Rep. McClintock: Spending Spree in Budget Deal Paid for by 'Higher Taxes'

Rep. McClintock: Spending Spree in Budget Deal Paid for by 'Higher Taxes'

On Thursday, Rep. Tom McClintock (R-CA) said he voted against the budget deal brokered by Rep. Paul Ryan (R-WI) and Sen. Patty Murray (D-WA) because the spending spree will be paid for with higher taxes. 

“Some of the discussion has focused on how much of the spending spree will be paid with higher taxes. The answer is, ‘all of it,'” McClintock said. “Once government spends a dollar, it has already decided to tax that dollar – the only questions that remain are who gets the bill and when.”

The deal, which increases spending beyond the sequester levels and raises so-called “fees” on airline travelers, passed the House by a 333-94 vote.  

McClintock said the “House Republican leadership pushed through a two-year budget that will allow the federal government to spend an additional $63 billion more than current law allows – money that our country does not have.”

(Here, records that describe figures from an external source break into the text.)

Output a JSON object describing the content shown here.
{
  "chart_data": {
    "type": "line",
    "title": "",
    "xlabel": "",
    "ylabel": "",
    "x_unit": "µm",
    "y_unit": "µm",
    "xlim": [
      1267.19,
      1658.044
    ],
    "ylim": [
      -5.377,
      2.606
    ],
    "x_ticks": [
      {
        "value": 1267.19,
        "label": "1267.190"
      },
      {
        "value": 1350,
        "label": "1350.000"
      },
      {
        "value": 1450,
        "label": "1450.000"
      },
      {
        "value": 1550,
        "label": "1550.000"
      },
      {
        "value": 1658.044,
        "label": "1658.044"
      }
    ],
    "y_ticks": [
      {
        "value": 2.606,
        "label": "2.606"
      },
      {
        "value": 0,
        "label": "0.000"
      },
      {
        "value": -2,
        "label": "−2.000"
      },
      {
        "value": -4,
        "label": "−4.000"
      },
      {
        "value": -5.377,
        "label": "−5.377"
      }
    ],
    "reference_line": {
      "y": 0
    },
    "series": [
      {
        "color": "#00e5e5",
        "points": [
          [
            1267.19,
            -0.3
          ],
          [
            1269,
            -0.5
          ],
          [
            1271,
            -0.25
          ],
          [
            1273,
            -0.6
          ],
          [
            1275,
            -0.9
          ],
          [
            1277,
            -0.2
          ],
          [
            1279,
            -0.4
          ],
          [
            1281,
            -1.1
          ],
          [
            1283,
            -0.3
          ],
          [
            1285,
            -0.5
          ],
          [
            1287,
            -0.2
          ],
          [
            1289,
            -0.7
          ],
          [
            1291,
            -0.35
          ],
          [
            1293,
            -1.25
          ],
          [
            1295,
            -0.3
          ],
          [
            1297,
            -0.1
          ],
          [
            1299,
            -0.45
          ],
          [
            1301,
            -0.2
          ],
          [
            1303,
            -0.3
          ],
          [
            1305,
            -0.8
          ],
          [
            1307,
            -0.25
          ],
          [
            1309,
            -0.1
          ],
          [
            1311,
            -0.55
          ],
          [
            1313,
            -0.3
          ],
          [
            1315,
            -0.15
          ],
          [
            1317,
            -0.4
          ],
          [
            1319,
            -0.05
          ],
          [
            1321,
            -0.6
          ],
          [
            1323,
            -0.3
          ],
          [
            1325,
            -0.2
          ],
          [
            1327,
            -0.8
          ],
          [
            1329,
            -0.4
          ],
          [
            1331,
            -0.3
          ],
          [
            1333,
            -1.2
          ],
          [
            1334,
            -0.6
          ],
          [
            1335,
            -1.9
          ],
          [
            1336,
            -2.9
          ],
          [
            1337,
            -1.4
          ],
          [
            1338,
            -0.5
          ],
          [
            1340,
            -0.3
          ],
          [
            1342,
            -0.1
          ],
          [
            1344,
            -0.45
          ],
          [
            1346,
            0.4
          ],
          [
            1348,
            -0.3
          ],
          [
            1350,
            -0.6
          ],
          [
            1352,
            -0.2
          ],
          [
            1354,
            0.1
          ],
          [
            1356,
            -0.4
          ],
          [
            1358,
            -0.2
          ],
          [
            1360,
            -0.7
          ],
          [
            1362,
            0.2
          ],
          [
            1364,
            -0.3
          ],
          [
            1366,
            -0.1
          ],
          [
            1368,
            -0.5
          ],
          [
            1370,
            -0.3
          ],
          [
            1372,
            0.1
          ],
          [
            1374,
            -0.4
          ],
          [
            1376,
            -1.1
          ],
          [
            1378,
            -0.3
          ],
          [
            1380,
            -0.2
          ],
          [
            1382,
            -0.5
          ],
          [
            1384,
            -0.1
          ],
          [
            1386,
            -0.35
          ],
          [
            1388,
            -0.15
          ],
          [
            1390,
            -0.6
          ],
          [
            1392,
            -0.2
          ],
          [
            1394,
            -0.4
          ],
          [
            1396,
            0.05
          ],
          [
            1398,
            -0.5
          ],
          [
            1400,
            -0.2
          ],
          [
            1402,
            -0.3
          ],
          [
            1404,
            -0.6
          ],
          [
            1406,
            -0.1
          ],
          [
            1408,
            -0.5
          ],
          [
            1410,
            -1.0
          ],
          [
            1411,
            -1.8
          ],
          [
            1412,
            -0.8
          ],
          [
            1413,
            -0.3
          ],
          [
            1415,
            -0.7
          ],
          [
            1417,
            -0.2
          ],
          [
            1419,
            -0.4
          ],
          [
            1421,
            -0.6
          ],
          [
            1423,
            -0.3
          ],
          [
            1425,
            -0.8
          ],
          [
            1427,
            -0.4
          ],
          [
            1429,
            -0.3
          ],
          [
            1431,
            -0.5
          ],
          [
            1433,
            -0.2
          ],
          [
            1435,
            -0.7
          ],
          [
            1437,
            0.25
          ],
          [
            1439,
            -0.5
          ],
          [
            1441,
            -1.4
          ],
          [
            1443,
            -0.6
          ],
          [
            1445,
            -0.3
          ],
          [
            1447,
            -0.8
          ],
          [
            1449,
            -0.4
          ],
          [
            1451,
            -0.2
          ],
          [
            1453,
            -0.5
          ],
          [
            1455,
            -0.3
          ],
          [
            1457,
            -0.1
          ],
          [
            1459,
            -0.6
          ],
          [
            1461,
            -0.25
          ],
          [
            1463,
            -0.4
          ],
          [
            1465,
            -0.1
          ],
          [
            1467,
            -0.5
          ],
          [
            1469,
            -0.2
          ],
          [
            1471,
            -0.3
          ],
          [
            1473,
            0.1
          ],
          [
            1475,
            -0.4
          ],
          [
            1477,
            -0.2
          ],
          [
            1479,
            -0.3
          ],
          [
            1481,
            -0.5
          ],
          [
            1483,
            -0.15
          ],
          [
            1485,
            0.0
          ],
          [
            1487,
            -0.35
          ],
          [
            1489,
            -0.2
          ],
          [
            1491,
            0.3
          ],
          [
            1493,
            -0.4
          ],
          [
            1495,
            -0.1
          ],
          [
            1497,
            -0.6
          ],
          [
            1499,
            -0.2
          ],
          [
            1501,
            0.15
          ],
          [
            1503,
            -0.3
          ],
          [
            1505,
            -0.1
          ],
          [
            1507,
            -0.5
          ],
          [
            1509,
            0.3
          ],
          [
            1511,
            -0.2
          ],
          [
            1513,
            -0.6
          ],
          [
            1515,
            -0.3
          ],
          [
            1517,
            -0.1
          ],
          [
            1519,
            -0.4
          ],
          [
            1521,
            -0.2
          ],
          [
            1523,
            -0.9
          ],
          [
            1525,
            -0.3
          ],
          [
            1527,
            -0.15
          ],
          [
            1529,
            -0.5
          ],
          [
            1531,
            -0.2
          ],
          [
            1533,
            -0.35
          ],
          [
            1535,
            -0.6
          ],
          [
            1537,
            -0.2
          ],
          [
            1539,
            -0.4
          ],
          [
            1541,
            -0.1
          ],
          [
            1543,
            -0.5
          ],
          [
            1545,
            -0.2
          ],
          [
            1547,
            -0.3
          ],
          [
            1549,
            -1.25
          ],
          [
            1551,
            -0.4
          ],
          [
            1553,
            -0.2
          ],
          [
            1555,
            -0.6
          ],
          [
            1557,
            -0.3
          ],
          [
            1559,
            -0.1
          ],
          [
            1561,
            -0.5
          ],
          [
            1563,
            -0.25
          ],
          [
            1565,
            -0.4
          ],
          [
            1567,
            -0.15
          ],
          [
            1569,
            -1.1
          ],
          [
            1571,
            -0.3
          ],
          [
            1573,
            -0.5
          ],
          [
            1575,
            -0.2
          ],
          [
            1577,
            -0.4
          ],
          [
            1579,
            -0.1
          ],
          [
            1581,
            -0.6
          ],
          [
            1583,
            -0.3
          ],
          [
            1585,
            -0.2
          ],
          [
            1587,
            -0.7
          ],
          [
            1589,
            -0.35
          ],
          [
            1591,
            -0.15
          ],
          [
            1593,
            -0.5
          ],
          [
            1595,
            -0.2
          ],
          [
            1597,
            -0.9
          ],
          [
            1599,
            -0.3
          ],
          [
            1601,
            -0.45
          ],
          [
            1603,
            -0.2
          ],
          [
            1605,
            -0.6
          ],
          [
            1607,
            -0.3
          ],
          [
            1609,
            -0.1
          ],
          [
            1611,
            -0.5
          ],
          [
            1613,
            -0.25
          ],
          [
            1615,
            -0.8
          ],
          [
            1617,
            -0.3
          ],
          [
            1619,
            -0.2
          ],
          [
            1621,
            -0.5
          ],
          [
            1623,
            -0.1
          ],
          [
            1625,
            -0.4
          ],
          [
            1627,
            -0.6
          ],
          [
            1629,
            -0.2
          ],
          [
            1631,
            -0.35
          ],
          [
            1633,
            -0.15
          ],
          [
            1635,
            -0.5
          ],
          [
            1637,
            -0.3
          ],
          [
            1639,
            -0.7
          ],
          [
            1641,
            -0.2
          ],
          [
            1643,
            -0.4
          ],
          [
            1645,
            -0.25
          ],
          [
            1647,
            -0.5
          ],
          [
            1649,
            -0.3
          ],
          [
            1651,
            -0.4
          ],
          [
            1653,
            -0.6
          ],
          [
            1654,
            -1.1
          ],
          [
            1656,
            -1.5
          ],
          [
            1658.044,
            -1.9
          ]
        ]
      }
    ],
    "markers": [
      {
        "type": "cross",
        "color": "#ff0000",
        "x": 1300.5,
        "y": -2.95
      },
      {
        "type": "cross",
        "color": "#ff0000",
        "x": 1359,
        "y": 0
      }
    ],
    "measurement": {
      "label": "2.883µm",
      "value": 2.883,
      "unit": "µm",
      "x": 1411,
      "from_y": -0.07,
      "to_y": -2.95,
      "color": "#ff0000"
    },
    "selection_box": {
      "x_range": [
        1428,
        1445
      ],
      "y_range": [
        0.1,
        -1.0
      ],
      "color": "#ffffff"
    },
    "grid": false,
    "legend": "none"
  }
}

He also said that “sixty-three billion dollars of new spending – and therefore new taxes in some form – is not a small amount of money. It averages about $570 of added burdens for every family in America.”

McClintock then blasted the deal for its “lie” that requires Americans to believe that “Congress will magically summon the fiscal discipline that has eluded it in the present” before quoting former Reagan budget director David Stockman, who said that the budget deal was a “a joke and betrayal.”

“It’s the final surrender of the House Republican leadership to Beltway politics and kicking the can and ignoring the budget monster that’s hurtling down the road,” Stockman had said earlier in the week.

McClintock, the fiscal conservative who was a part of the Tea Party before it existed in California, emphasized that the “budget is a mistake at a time when we can’t afford many more mistakes.”

“The path of least resistance, even if paved with good intentions, is not a path America can afford to travel any longer,” he said.